毎月恒例となっている、片桐の部屋の片付け。
こうして手を出すのはいけないとは思うのだが、出さなければどこまでも汚くするのが片桐だ。
「床が見えるの久々だなー」
と関心された時には、本気で頭を抱えた。会社の机はさほど汚くないし、スーツだってシャツだって、クリーニングにちゃんと出している。……帰ってきたものはそのままクローゼットにかかっているが、床に放置していないだけマシだろう。
片桐を褒めるハードルがあまりにも低いことには目を瞑っておく。考えたら負けだと思っている時点で負けている気がするけれど。
付き合い始めてから、週の何日かは長谷川の部屋にいて、この部屋には帰ってきていないのに、以前と変わらず汚れているのは何故なのだろうか。普通、少しマシになるはずなのに。
「何ででしょうねえ」
「…………」
「その顔初めてですね」
呆れたらいいのか、怒ったらいいのか、失望したらいいのか判らず曖昧な顔をしたら、片桐がそんなことを言い出し、呆れのままゴミ袋を押し付けた。
そうして、いつものように始まった掃除。
コンビニ飯の残骸、通販のダンボール、購入したものの外箱、クッション材、ペットボトル、雑誌、レンタルDVDはまた延滞しているし、レンタル終了日としてレシートに記載されている日付は、長谷川のマンションにいたことを思い出したためあとで叱る。
心に留めながら床に放置されていた服をどかした瞬間、足の上を高速で黒い何かが這っていった。
「……片桐」
「はい?」
今までいなかったことが奇跡なのだろう、確実に。
しかし、今見えたものは一匹見かけたら百匹いると思えというあれだ。
「今すぐ薬局行ってこい」
「は、はい?」
長谷川の低い声と半目に、さすがに片桐も何かがあったのかと口の端を引きつらせている。
「ジェットとくん煙剤、設置型」
「あー……」
「いや、この部屋だと使えないから一度リセットしないと無理か。業者に頼んで全部きれいにしてもらってからか」
「長谷川さん落ち着いて」
物が多く、しかも必要なものとゴミが一緒くたになっている現状では、くん煙剤を使えない。匂いが付いてしまうため、避難させないと、と頭の中でスケジュールを組んでいると、視界の隅に動く物体。
「片桐、この雑誌捨てるやつだな?」
「え? はい。……どうぞ」
長谷川が何をしたいのか悟ったのか、片桐がわざわざその雑誌を手渡してくれる。
有り難く受け取りくるくると丸めた。
黒いものが消えていった先にそっと近づき、コンビニ袋をどかすと同時に視界に入ったそれめがけて雑誌を振り下ろした。
「お見事」
ズパン、と音をさせて確実に潰した感触。片桐が感心した様子で、長谷川の背後からこちらの手元を覗き込んでくる。

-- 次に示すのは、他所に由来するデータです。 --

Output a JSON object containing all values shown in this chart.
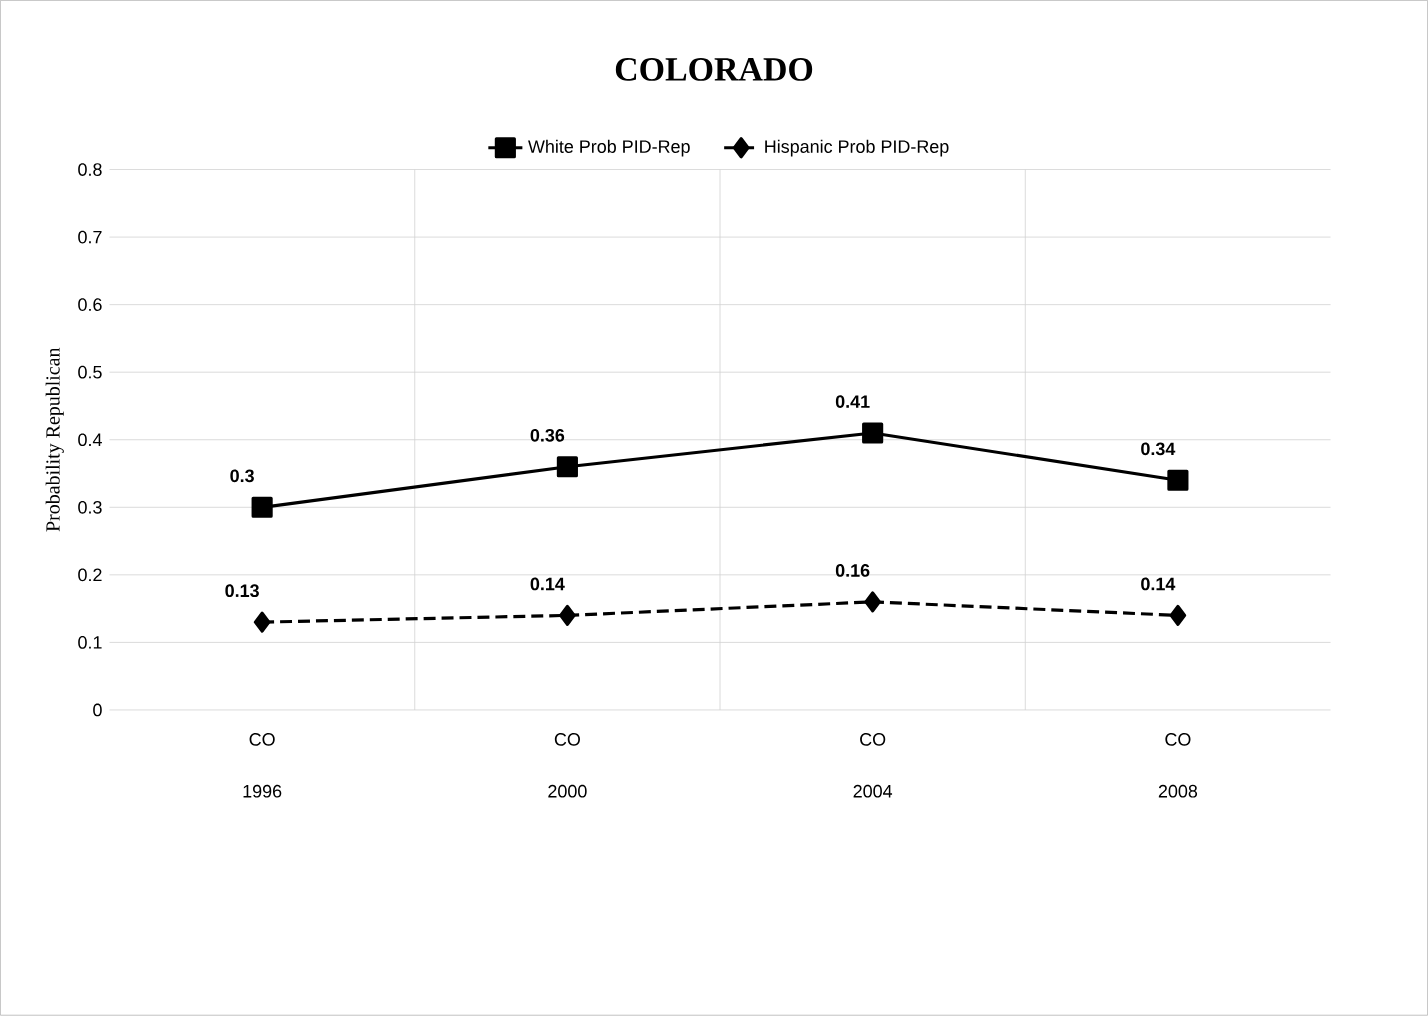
{
  "chart_data": {
    "type": "line",
    "title": "COLORADO",
    "ylabel": "Probability Republican",
    "categories": [
      "CO 1996",
      "CO 2000",
      "CO 2004",
      "CO 2008"
    ],
    "series": [
      {
        "name": "White Prob  PID-Rep",
        "color": "#000000",
        "values": [
          0.3,
          0.36,
          0.41,
          0.34
        ],
        "marker": "square",
        "line_style": "solid"
      },
      {
        "name": "Hispanic Prob PID-Rep",
        "color": "#000000",
        "values": [
          0.13,
          0.14,
          0.16,
          0.14
        ],
        "marker": "diamond",
        "line_style": "dashed"
      }
    ],
    "ylim": [
      0,
      0.8
    ],
    "yticks": [
      0,
      0.1,
      0.2,
      0.3,
      0.4,
      0.5,
      0.6,
      0.7,
      0.8
    ],
    "grid": true,
    "legend": "top",
    "data_labels": true
  }
}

「普段そんな反射神経よくないのに、こういう時は早いですよね」
「喧嘩売ってんのかてめえ」
「褒めてるんですよ」
にこやかに笑いながら、アルコールを手渡してくるのだから、抜かりない。
「さっさと買い物行って来い」
「はーい」
半目を向けながらアルコールを受け取りながらの促しに、片桐は逆らうことなくいい返事をして立ち上がった。掃除の時の長谷川には逆らわない、がいつの間にか片桐の中でルールになっているらしく、この時ばかりはやる気はさほどなくとも、長谷川の邪魔をすることはしないし、素直だ。
いつもこうならいいのに、と思うこともあるが、素直すぎる片桐というのも逆に違和感を感じるようになっているのだから、長谷川も大概片桐に慣れたものだなと息を吐いた。
とはいえ、今は片桐との関係に悩む時間ではないと、アルコールを床に向けたのだった。